Kells drank, laughed, “four bottles — four days... Four’s my lucky number...” He squinted at Borg. “Once I bet four yards on a four-to-one shot in the fourth race on the Fourth of July...” He handed the glass to Beery, sank back on the pillow. “Horse ran fourth.”

Borg snorted, turned and went into the bathroom. Kells looked around the room again. “Nice joint,” he said. “How much am I paying for it?”

“I don’t know.” Beery lighted a cigarette. “Fenner has some kind of lien or mortgage or something on the building — he said he’d take care of the details.”

“It was his suggestion — bringing me here?”

Beery nodded.

“Where is he?”

“Long gone. When you told him Crotti had his confession he scrammed. I got him on the phone just before he checked out of the Knickerbocker and he said he’d call over here and fix it for the apartment — said he’d get in touch with you later.”

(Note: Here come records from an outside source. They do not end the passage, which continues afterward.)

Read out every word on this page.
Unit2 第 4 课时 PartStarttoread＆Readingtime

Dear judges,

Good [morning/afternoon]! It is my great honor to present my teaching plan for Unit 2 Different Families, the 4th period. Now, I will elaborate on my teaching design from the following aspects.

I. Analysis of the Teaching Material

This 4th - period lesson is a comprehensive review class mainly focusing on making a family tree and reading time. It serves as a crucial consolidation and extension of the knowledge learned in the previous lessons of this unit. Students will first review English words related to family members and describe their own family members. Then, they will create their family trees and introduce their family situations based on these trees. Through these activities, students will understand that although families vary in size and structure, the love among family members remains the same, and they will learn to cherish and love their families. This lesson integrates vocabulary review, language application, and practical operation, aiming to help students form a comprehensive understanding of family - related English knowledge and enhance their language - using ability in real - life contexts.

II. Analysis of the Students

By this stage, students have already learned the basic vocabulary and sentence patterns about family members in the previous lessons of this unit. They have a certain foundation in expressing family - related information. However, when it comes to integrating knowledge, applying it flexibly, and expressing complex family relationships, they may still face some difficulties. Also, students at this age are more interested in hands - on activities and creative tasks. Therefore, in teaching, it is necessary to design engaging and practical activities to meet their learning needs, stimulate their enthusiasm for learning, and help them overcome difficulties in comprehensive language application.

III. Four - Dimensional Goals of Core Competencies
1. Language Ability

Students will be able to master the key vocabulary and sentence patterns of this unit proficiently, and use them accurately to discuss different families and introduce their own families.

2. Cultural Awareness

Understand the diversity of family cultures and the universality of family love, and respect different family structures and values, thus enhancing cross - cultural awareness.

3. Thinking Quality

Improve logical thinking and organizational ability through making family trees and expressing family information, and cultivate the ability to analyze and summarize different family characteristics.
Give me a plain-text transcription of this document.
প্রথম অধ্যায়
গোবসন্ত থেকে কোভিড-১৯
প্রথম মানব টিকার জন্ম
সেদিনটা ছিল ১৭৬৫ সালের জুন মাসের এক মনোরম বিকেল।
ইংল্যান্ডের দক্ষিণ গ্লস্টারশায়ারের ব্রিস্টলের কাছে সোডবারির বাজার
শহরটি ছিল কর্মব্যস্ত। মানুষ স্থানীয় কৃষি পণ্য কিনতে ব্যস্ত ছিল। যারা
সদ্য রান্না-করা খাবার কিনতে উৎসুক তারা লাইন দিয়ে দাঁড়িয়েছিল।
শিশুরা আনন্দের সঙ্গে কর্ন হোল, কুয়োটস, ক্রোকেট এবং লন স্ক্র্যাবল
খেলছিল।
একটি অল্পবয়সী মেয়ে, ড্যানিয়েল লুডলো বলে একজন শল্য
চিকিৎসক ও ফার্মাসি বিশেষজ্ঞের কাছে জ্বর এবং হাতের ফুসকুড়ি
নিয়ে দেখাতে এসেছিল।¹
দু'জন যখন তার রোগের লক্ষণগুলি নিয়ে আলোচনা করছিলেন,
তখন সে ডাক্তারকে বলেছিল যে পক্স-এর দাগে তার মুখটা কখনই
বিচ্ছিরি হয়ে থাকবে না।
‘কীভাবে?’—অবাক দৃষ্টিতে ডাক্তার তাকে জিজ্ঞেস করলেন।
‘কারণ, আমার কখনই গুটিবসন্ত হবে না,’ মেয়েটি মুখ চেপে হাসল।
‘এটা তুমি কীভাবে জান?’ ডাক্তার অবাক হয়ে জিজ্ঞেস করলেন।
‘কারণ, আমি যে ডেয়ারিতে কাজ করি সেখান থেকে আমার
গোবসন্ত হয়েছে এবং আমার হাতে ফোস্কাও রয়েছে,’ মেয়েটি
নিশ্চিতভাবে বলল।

Kells smiled. “All the big boys... It’s simply a process of elimination. Fenner and Rose gone — Bellmann dead. Now if we can only angle Crotti into committing suicide...” He paused, glanced at Borg coming back from the bath. “Did Fat, here, tell you all about the island sequence?”

Borg said: “Sure I told him — all I knew.”

“Crotti propositioned me to come in with him on a big play to organize the whole coast,” Kells went on. “Will you please tell me why these bastards keep dealing me in, and then figure that if I’m not for ’em I’m against ’em? First Rose — but that was an out-and-out frame; then Fenner thought he and I’d make a great team. Now, Crotti — and the funny part of that one is I think he was on the level about it.”